All of the potential Wordle solutions can be found at https://static.nytimes.com/newsgraphics/2022/01/25/wordle-solver/assets/solutions.txt . I thought it’d be fun to perform a statistical analysis on letter frequency by position.
First, load our packages.
library(tidyverse)
library(tidytext)
library(ggthemes)
Then load the data.
solutions <- read_table("https://static.nytimes.com/newsgraphics/2022/01/25/wordle-solver/assets/solutions.txt",
col_names = FALSE)
What are the most common letters in Wordle solutions?
solutions %>%
unnest_tokens(shingle, X1, token = "character_shingles", n = 1) %>%
count(shingle, sort = TRUE) %>%
knitr::kable(format = "html", table.attr = "style='width:30%;'")
| shingle | n |
|---|---|
| e | 1230 |
| a | 975 |
| r | 897 |
| o | 753 |
| t | 729 |
| l | 716 |
| i | 670 |
| s | 668 |
| n | 573 |
| c | 475 |
| u | 466 |
| y | 424 |
| d | 393 |
| h | 387 |
| p | 365 |
| m | 316 |
| g | 310 |
| b | 280 |
| f | 229 |
| k | 210 |
| w | 194 |
| v | 152 |
| z | 40 |
| x | 37 |
| q | 29 |
| j | 27 |
Let’s plot that:
solutions %>%
unnest_tokens(shingle, X1, token = "character_shingles", n = 1) %>%
count(shingle, sort = TRUE) %>%
ggplot(aes(reorder(shingle, n),n)) + geom_col() + coord_flip() + theme_clean() +
xlab("Frequency") + ylab("Letter") + ggtitle("Frequency of Each Letter in Wordle Solutions")
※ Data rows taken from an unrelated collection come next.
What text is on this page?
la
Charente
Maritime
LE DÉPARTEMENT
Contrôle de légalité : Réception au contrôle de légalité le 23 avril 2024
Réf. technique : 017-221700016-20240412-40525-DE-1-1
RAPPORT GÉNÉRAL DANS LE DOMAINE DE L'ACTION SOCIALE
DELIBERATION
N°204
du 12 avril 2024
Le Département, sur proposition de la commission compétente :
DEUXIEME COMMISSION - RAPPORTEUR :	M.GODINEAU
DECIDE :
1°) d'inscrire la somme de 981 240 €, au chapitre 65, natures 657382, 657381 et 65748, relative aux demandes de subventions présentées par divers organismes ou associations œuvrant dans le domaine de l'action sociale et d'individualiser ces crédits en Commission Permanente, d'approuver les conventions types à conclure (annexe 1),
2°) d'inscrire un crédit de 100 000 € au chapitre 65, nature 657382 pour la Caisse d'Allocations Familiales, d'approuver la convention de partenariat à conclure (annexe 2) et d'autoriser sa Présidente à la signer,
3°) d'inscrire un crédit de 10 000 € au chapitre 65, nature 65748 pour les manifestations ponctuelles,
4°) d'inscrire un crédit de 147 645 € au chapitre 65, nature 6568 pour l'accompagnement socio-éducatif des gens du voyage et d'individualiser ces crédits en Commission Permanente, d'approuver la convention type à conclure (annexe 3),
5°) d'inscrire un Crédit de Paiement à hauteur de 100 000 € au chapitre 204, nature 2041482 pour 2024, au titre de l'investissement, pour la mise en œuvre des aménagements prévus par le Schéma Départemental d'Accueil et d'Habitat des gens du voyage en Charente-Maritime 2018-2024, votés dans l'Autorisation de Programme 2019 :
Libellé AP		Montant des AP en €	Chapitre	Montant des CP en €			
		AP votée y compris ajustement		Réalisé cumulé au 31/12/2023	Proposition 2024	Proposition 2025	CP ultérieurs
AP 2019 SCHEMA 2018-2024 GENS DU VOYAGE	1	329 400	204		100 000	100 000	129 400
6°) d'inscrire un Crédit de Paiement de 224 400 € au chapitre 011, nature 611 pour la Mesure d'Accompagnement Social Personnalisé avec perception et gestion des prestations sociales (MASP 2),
What is the frequency of letters in each letter position?
solutions %>%
mutate(one = str_sub(solutions$X1, start = 1, end=1)) %>%
mutate(two = str_sub(solutions$X1, start = 2, end=2)) %>%
mutate(three = str_sub(solutions$X1, start = 3, end=3)) %>%
mutate(four = str_sub(solutions$X1, start = 4, end=4)) %>%
mutate(five = str_sub(solutions$X1, start = 5, end=5)) -> letters
letters %>%
count(one, sort = TRUE) %>%
ggplot(aes(reorder(one, n),n)) + geom_col() + coord_flip() + theme_clean() +
ggtitle("Freqency of Letters in First Position")
letters %>%
count(two, sort = TRUE) %>%
ggplot(aes(reorder(two, n),n)) + geom_col() + coord_flip() + theme_clean() +
ggtitle("Freqency of Letters in Second Position")
letters %>%
count(three, sort = TRUE) %>%
ggplot(aes(reorder(three, n),n)) + geom_col() + coord_flip() + theme_clean() +
ggtitle("Freqency of Letters in Third Position")
letters %>%
count(four, sort = TRUE) %>%
ggplot(aes(reorder(four,n),n)) + geom_col() + coord_flip() + theme_clean() +
ggtitle("Freqency of Letters in Fourth Position")
letters %>%
count(five, sort = TRUE) %>%
ggplot(aes(reorder(five,n),n)) + geom_col() + coord_flip() + theme_clean() +
ggtitle("Freqency of Letters in Fifth Position")